3. Limitations of proposed method for ranking of two SVNS
Let \(\text{\ \ A}_{1}=\left\langle 0.8,0.1,0.6\right\rangle\) and\(\text{\ \ A}_{2}=\left\langle 0.8,0.2,0.4\right\rangle\) be two SVNS, then according to the proposed method [10, Section 3, Def. 3.1, pp. 379], discussed in Section 2.2, \(N{(A}_{1})=N{(A}_{2})=0.5\). Therefore, according to the proposed method [10, Section 3, Def. 3.1, pp. 379], \(A_{1}=A_{2}\). While, it is obvious that\(\text{\ \ A}_{1}\neq A_{2}\). Hence, the proposed method [10, Section 3, Def. 3.1, pp. 379] for the ranking of two SVNS is not valid.
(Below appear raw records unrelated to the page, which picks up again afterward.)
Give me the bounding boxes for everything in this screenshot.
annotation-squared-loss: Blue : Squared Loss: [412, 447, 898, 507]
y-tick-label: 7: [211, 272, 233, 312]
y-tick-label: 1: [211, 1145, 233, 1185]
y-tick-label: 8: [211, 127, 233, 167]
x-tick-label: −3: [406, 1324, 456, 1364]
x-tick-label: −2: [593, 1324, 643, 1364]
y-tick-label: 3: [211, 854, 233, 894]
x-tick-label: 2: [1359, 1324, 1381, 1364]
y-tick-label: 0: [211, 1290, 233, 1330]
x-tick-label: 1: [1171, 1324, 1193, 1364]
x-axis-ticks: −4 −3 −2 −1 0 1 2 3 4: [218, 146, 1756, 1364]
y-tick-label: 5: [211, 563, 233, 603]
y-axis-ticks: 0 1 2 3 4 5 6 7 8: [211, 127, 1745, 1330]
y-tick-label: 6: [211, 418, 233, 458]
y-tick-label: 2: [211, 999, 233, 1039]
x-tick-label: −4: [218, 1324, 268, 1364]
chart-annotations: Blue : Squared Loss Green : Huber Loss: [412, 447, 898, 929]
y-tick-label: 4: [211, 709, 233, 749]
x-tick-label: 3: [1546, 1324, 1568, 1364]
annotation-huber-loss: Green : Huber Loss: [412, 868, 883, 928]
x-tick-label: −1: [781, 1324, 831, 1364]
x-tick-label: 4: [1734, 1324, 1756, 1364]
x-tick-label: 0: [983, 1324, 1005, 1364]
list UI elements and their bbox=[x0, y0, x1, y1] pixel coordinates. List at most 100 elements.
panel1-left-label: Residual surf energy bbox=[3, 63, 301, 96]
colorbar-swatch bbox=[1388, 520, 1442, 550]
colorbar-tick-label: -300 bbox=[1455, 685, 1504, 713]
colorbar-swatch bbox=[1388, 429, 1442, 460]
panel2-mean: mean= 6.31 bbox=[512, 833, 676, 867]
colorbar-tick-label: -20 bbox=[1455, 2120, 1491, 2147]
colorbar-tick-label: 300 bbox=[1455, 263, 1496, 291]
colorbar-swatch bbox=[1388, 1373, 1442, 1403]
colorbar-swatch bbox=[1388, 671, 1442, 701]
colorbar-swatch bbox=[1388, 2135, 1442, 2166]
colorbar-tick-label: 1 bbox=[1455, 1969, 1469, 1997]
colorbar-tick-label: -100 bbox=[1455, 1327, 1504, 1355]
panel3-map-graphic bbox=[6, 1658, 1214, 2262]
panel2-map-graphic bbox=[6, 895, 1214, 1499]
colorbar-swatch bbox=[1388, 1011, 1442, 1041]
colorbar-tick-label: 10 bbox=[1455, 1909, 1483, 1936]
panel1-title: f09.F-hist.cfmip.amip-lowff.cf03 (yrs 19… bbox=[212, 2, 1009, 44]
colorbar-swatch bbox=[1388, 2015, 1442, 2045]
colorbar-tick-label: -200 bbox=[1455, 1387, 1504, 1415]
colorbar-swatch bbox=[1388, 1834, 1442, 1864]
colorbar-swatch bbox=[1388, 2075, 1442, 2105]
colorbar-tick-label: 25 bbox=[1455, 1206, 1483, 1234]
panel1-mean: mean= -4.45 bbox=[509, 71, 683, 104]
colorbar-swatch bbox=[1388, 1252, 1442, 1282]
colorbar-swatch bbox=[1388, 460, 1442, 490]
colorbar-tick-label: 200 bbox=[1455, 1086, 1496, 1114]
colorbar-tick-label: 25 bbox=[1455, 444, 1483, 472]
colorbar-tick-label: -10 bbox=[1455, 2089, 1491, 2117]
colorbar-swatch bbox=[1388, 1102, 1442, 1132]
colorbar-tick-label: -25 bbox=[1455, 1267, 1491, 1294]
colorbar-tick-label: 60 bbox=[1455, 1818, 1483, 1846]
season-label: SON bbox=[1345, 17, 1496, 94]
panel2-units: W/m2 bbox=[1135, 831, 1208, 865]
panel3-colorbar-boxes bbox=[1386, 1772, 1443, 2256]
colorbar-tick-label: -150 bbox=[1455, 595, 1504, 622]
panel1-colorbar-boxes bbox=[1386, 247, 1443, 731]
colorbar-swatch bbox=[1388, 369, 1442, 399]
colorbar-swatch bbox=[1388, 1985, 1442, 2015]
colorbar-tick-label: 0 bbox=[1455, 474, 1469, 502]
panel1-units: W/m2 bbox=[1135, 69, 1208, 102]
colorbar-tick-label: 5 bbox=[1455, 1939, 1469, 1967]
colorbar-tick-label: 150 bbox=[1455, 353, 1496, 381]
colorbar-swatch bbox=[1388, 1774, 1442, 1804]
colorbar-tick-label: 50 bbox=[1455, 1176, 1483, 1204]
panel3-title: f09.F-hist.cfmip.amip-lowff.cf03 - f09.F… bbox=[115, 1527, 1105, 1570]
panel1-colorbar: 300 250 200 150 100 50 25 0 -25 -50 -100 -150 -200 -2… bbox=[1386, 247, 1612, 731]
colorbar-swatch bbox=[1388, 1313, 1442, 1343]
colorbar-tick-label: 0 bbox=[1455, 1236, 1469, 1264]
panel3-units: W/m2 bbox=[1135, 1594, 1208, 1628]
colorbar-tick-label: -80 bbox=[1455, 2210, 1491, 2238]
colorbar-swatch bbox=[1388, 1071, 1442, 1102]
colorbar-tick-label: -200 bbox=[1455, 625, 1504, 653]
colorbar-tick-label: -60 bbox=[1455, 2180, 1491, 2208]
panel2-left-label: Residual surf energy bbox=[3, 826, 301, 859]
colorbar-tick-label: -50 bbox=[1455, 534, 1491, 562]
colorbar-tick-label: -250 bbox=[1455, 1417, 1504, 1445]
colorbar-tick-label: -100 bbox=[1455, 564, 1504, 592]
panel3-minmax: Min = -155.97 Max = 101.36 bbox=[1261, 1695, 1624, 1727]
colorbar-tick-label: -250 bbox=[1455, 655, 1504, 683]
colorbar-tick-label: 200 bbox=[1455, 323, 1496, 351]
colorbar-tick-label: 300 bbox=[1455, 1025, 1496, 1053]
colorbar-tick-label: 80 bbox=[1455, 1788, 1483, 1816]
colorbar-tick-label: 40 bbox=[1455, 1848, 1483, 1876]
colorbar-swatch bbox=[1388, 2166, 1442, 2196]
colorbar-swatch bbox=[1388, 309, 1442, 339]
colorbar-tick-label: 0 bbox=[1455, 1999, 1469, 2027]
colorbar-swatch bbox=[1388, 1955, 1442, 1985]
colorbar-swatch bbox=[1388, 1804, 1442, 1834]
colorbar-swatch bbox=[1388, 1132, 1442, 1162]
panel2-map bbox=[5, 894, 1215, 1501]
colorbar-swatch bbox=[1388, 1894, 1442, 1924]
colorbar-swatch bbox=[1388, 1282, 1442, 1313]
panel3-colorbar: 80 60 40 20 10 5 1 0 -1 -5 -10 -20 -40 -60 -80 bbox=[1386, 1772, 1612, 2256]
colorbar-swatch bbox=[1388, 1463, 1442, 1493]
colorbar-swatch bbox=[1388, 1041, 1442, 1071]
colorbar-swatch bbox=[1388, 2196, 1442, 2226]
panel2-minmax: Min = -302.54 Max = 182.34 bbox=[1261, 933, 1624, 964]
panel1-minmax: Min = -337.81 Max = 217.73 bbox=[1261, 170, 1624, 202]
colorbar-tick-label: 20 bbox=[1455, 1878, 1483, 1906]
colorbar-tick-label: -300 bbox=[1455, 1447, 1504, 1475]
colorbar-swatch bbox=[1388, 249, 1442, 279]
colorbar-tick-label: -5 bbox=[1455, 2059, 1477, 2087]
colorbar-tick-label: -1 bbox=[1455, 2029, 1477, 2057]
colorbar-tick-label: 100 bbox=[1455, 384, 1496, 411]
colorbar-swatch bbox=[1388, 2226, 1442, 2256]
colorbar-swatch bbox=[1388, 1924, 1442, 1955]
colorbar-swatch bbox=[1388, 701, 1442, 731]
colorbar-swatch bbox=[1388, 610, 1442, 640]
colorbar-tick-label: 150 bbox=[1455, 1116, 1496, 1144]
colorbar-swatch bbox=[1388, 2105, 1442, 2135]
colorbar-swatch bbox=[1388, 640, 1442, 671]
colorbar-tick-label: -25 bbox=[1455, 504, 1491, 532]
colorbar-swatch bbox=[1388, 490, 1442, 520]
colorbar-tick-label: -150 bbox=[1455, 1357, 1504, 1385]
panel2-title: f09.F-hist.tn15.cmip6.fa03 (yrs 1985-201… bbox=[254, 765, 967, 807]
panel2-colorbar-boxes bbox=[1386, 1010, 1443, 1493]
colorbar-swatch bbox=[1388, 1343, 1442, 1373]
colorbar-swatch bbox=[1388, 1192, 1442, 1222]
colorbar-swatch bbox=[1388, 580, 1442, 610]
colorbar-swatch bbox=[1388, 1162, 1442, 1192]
Similarly, let\(\text{\ \ A}_{1}=\left\langle 0.1,0.0,0.1\right\rangle\) and\(\text{\ \ A}_{2}=\left\langle 0.3,0.0,0.3\right\rangle\) be two SVNS, then according to the proposed method [10, Section 3, Def. 3.1, pp. 379], discussed in Section 2.2, \(N{(A}_{1})=N{(A}_{2})=0.5\). Therefore, according to the proposed method [10, Section 3, Def. 3.1, pp. 379], \(\text{\ A}_{1}=A_{2}\). While, it is obvious that\(\text{\ \ A}_{1}\neq A_{2}\). Hence, the proposed method [10, Section 3, Def. 3.1, pp. 379] for the ranking of two SVNS is not valid.